Lectura espiritual breve

Escuchemos estas palabras del Papa Francisco:

Cuando el servicio del Señor, se convierte en un yugo tan pesado, las puertas de las comunidades cristianas están cerradas: nadie quiere venir al Señor. En cambio, nosotros creemos que por la gracia del Señor Jesús somos salvos. Esta palabra, yugo, me llega al corazón, me viene a la mente. Jesús pide a todos permanecer en su amor. Precisamente de este amor nace la observancia de sus mandamientos. Esta es la comunidad cristiana del sí, que permanece en el amor de Cristo y dice “no”, “porque está este sí”. Está este amor que nos lleva a ser fieles al Señor… porque yo amo al Señor no hago esto o aquello: Es una comunidad del “sí” y los “no” son el resultado de este “sí”. Pidamos al Señor que el Espíritu Santo nos ayude siempre a ser una comunidad de amor, de amor a Jesús que nos ha amado tanto.

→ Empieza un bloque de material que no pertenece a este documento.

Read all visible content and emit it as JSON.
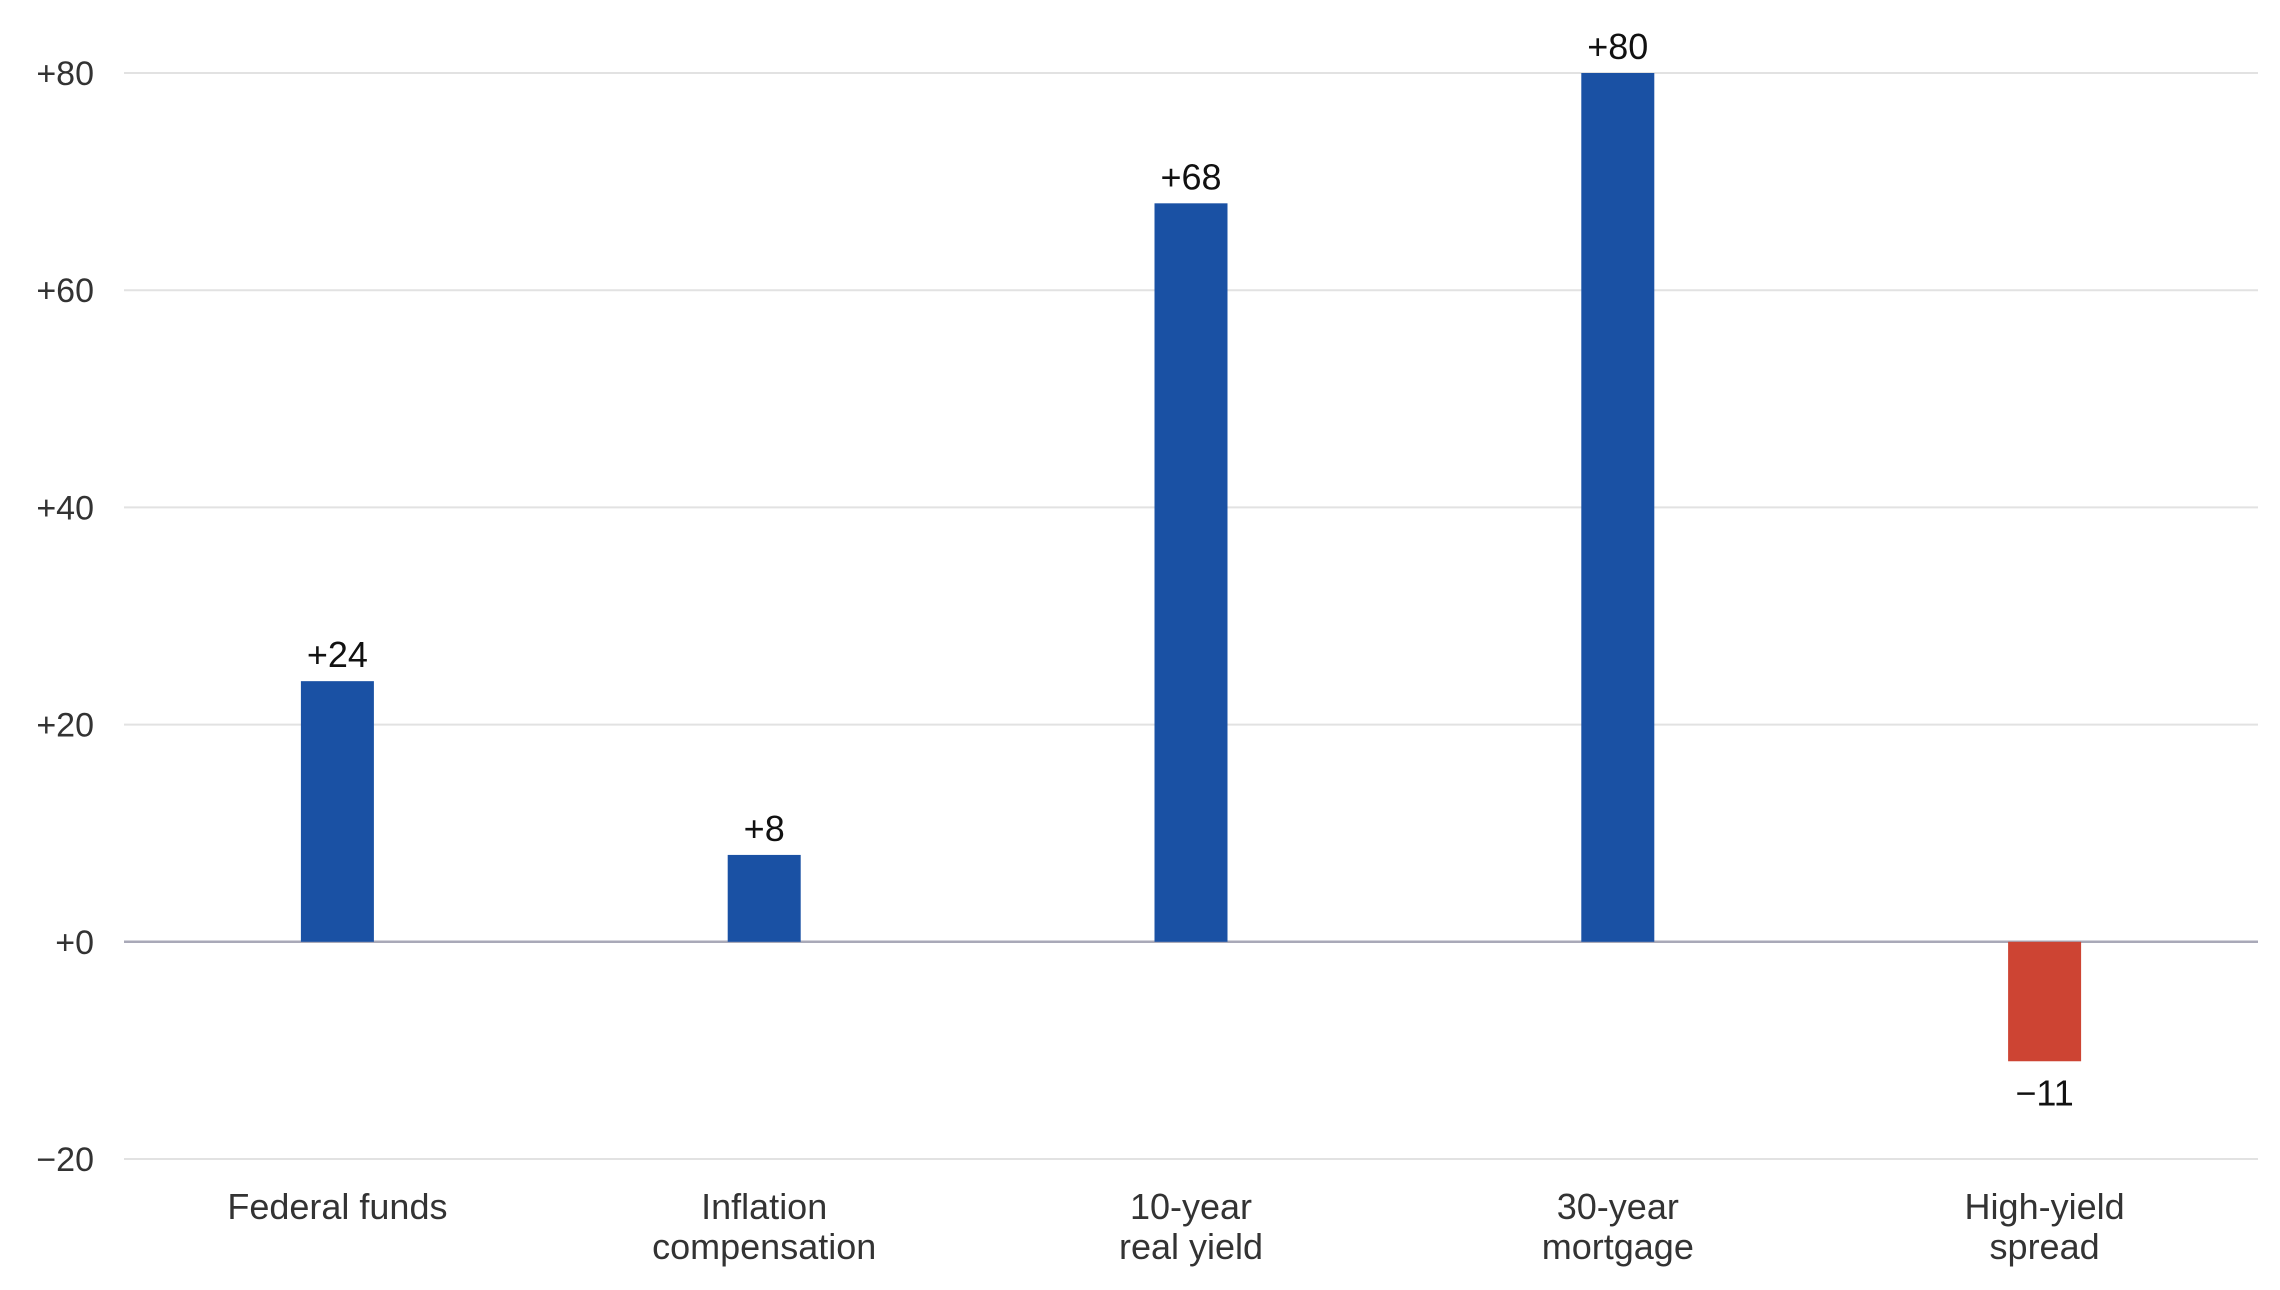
{
  "chart_data": {
    "type": "bar",
    "categories": [
      [
        "Federal funds"
      ],
      [
        "Inflation",
        "compensation"
      ],
      [
        "10-year",
        "real yield"
      ],
      [
        "30-year",
        "mortgage"
      ],
      [
        "High-yield",
        "spread"
      ]
    ],
    "values": [
      24,
      8,
      68,
      80,
      -11
    ],
    "data_labels": [
      "+24",
      "+8",
      "+68",
      "+80",
      "−11"
    ],
    "yticks": [
      80,
      60,
      40,
      20,
      0,
      -20
    ],
    "ytick_labels": [
      "+80",
      "+60",
      "+40",
      "+20",
      "+0",
      "−20"
    ],
    "ylim": [
      -20,
      80
    ],
    "grid": true,
    "legend": "none",
    "title": "",
    "xlabel": "",
    "ylabel": "",
    "colors": {
      "positive": "#1a51a4",
      "negative": "#cd4433"
    }
  }
}
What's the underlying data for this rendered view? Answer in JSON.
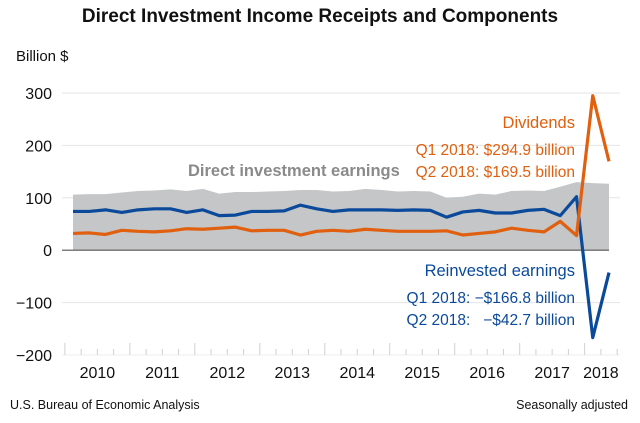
{
  "title": "Direct Investment Income Receipts and Components",
  "source": "U.S. Bureau of Economic Analysis",
  "note": "Seasonally adjusted",
  "chart_data": {
    "type": "line",
    "title": "Direct Investment Income Receipts and Components",
    "ylabel": "Billion $",
    "xlabel": "",
    "ylim": [
      -200,
      300
    ],
    "yticks": [
      -200,
      -100,
      0,
      100,
      200,
      300
    ],
    "ytick_labels": [
      "-200",
      "-100",
      "0",
      "100",
      "200",
      "300"
    ],
    "xtick_labels": [
      "2010",
      "2011",
      "2012",
      "2013",
      "2014",
      "2015",
      "2016",
      "2017",
      "2018"
    ],
    "grid": true,
    "x": [
      "2010Q1",
      "2010Q2",
      "2010Q3",
      "2010Q4",
      "2011Q1",
      "2011Q2",
      "2011Q3",
      "2011Q4",
      "2012Q1",
      "2012Q2",
      "2012Q3",
      "2012Q4",
      "2013Q1",
      "2013Q2",
      "2013Q3",
      "2013Q4",
      "2014Q1",
      "2014Q2",
      "2014Q3",
      "2014Q4",
      "2015Q1",
      "2015Q2",
      "2015Q3",
      "2015Q4",
      "2016Q1",
      "2016Q2",
      "2016Q3",
      "2016Q4",
      "2017Q1",
      "2017Q2",
      "2017Q3",
      "2017Q4",
      "2018Q1",
      "2018Q2"
    ],
    "series": [
      {
        "name": "Direct investment earnings",
        "kind": "area",
        "color": "#c4c6c7",
        "values": [
          106,
          107,
          107,
          110,
          113,
          114,
          116,
          113,
          117,
          108,
          111,
          111,
          112,
          113,
          115,
          115,
          112,
          113,
          117,
          115,
          112,
          113,
          112,
          100,
          102,
          108,
          106,
          113,
          114,
          113,
          121,
          130,
          128.1,
          126.8
        ]
      },
      {
        "name": "Reinvested earnings",
        "kind": "line",
        "color": "#0b4a9b",
        "values": [
          74,
          74,
          77,
          72,
          77,
          79,
          79,
          72,
          77,
          66,
          67,
          74,
          74,
          75,
          86,
          79,
          74,
          77,
          77,
          77,
          76,
          77,
          76,
          63,
          73,
          76,
          71,
          71,
          76,
          78,
          66,
          102,
          -166.8,
          -42.7
        ]
      },
      {
        "name": "Dividends",
        "kind": "line",
        "color": "#e0600f",
        "values": [
          32,
          33,
          30,
          38,
          36,
          35,
          37,
          41,
          40,
          42,
          44,
          37,
          38,
          38,
          29,
          36,
          38,
          36,
          40,
          38,
          36,
          36,
          36,
          37,
          29,
          32,
          35,
          42,
          38,
          35,
          55,
          28,
          294.9,
          169.5
        ]
      }
    ],
    "annotations": {
      "earnings": "Direct investment earnings",
      "dividends_title": "Dividends",
      "dividends_q1": "Q1 2018: $294.9 billion",
      "dividends_q2": "Q2 2018: $169.5 billion",
      "reinvested_title": "Reinvested earnings",
      "reinvested_q1": "Q1 2018: −$166.8 billion",
      "reinvested_q2": "Q2 2018:   −$42.7 billion"
    }
  }
}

Una comunidad de este “sí”. Y desde este “sí” cumplir los mandamientos. Una comunidad de puertas abiertas. Y que nos defiende de la tentación de volvernos quizás, puritanos, en el sentido etimológico de la palabra, de buscar una pureza para-evangélica, una comunidad del “no”. Porque Jesús nos pide antes el amor, el amor a Él, y permanecer en su amor.

Breve meditación personal

Haz silencio en tu interior y pregúntate:

1.- ¿Qué me dice el Evangelio que he leído?

2.- ¿Cómo ilumina mi vida?

3.- ¿Qué tengo que cambiar para ser más como Jesús?

4.- ¿Qué me falta para ser más como Él?

Acción de gracias y peticiones personales

Gracias mi Buen Señor por este momento de encuentro contigo; ayúdame a vivir centrado en Ti, desapegado de todo lo terrenal y con el horizonte de santidad en mi mirada. Ayúdame a ser testimonio de tu amor y de la alegría de estar en la Iglesia. Amén.

(Si quieres, puedes pedirle al Señor por tus intenciones).

Reza un Padre Nuestro, un Ave María y un Gloria…

Consagración a María

Pidámosle a María que nos acompañe siempre:

Santa María, Madre del Señor Jesús y nuestra, obtennos la presencia vivificante del Espíritu, y la gracia de andar siempre por los caminos de Dios. Amén.

+ En el nombre del Padre, y del Hijo, y del Espíritu Santo. Amén.